The Guardian bends over backwards to validate Hamas’s lies about casualties.
By Hugh Fitzgerald, Frontpage Magazine
The Guardian is the most anti-Israel of all major newspapers in the Anglosphere; it far outdoes in its anti-Israel animus even The Washington Post and The New York Times. Recently its reporters ran a story with interviews of IDF soldiers that they hoped would make Israel look bad; the result was quite the contrary. More on The Guardian’s reporters coming up empty can be found here: “The @Guardian lies to spin IDF soldiers as monsters – but they show that the @IDF remains the most moral army in the world,” Elder of Ziyon, February 9, 2024:
The Guardian really wanted to write a story about IDF abuses resulting in gratuitous civilian deaths. They interviewed many IDF soldiers who spoke under the condition of anonymity because they aren’t supposed to speak to the press.
While the British newspaper tries to spin their statements as proving Israel’s wartime practices are awful, when you read what they actually say, they prove yet again that the IDF is the most moral army in history – and it is The Guardian’s reporting that is immoral.
For example, the newspaper says:
Some had not seen Palestinian civilians at all, passing weeks in Gaza without encountering anyone other than small bands of Hamas militants. Others said they had been in close combat almost every day and considered those civilians who ignored Israeli instructions to flee as complicit with Hamas and thus legitimate targets. Those interviewed also expressed sympathy for civilians and said they had tried to help them.
When you read the details, you see that the “legitimate targets” part was made up by the Guardian:
Some of the soldiers said that they considered any civilian who remained in the combat zone after being warned to leave as complicit, and several described fighting Hamas militants in the upper stories of apartment blocks while families sheltered on the ground floor, or even in the same house.
The IDF soldiers never said it regarded civilians as “legitimate targets.” What they said was that some civilians who had ignored IDF warnings to flee were “complicit.” That did not make them “legitimate targets,” and they were not treated as such by the IDF. The phrase “legitimate targets” was simply inserted by The Guardian’s reporters.
What am I going to think? That they’re not supporters of Hamas? What are they doing there then? We should ship them all to Yemen, if [the Houthis] like them so much,” a special forces soldier said.
The soldier didn’t say that anyone attacked the civilians. He didn’t say that they were legitimate targets. He only said they were complicit – and they almost certainly were. Providing cover for terrorists and seemingly acting as voluntary human shields sure indicates that. But no one they quoted supports the assertion that the IDF considered them legitimate targets. The special forces soldier was frustrated because they were obstacles to achieving a military objective, not as a military objective themselves.

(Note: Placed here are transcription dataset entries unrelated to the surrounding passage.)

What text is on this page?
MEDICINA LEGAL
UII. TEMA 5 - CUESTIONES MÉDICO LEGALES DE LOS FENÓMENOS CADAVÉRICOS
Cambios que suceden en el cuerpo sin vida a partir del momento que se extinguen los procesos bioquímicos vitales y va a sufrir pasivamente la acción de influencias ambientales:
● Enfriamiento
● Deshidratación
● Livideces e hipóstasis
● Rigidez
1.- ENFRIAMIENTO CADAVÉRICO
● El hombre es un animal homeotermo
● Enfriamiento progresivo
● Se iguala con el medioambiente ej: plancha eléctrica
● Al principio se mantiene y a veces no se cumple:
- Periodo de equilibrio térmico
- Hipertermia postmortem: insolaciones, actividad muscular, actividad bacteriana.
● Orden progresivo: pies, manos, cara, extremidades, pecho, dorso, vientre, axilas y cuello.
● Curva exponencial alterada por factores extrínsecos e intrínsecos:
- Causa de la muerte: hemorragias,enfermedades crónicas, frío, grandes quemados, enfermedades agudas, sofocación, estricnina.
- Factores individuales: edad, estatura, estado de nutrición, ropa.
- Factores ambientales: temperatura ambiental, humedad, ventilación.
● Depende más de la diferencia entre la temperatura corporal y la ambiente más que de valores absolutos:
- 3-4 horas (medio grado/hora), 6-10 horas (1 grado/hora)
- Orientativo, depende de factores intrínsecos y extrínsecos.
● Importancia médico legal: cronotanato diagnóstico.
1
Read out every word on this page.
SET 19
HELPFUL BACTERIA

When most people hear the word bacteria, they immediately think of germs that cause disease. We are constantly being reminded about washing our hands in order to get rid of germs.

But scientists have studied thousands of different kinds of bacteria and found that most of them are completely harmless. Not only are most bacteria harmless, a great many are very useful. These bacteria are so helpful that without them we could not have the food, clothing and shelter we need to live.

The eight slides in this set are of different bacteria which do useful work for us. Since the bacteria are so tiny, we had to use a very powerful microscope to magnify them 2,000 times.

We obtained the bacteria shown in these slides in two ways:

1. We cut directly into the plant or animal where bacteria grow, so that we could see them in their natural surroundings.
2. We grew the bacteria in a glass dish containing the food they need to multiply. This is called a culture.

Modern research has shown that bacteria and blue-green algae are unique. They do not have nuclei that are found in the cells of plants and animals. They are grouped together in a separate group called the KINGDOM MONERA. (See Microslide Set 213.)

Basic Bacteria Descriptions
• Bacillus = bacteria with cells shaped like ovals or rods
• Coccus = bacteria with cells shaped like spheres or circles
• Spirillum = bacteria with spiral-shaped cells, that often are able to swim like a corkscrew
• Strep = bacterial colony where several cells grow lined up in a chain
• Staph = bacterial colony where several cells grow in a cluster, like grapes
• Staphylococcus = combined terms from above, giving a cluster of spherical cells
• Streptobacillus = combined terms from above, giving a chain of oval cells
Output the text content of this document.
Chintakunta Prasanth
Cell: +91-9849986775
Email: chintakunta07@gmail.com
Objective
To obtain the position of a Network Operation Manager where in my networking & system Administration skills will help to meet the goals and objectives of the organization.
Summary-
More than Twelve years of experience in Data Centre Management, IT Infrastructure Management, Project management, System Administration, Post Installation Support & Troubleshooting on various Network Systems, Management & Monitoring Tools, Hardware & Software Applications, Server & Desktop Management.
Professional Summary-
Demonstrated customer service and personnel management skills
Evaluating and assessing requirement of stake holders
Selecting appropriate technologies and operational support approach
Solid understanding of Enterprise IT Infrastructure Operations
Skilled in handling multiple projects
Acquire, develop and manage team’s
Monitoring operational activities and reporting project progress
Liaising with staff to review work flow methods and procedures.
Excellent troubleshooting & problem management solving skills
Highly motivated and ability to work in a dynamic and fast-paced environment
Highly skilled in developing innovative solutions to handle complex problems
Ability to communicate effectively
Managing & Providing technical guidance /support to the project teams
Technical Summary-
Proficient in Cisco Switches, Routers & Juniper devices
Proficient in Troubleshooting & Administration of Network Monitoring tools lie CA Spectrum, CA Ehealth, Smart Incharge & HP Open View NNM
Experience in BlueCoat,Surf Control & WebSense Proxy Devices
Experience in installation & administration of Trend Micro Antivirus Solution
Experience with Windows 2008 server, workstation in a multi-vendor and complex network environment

If they were legitimate targets, they would have called in an airstrike or artillery round to blow up the whole house rather than engage in a dangerous firefight. These soldiers endangered themselves to avoid killing the civilians.
It is a Guardian lie.
In other sections, the Guardian bends over backwards to validate Hamas’s lies about casualties. The newspaper tries to understand why none of the many soldiers they interviewed saw any dead civilians:
Several veterans said they had not personally seen women or children killed or wounded, despite both groups comprising the majority of Gaza’s victims [according, that is, to Hamas], which is possibly a consequence of most of these casualties being inflicted by long-range artillery or airstrikes some distance from most ground troops.
“You do see a lot of dead Hamas fighters, or men anyway. I didn’t see dead children or women and that helped a lot,” the NCO said.
This indicates that Hamas is lying about the majority of the victims being women and children, a claim that has not been corroborated by a single non-Hamas source – yet that claim is reported as fact by anti-Israel media like The Guardian.
The Hamas-controlled Ministry of Health routinely releases figures on casualties in Gaza. It never provides a breakdown between civilian and combatant deaths, but does claim — without offering any evidence — that a majority of those killed “are women and children.”
The world’s media have taken these assertions on faith, despite Hamas’ long record of greatly exaggerating civilian casualties to make the IDF look bad.
The fact that IDF soldiers report never seeing “dead children or women” does suggest that the massive IDF campaigns to warn civilians away from areas that are about to become battlefields (as when Gazans early on were warned to move from northern Gaza to south of the Wadi Gaza), and to leave buildings — schools, apartment buildings, mosques, offices — that were about to be targeted, have been most effective.
The IDF warns by leafletting, messaging, telephoning, and using the “knock-on-the-roof” technique. In warning civilians, the IDF is unavoidably warning Hamas operatives as well.
As British Colonel Richard Kemp has said, no other army in the world lets its enemies know of impending attacks, in order to minimize harm to civilians, provides warnings that the enemy’s soldiers can routinely take advantage of.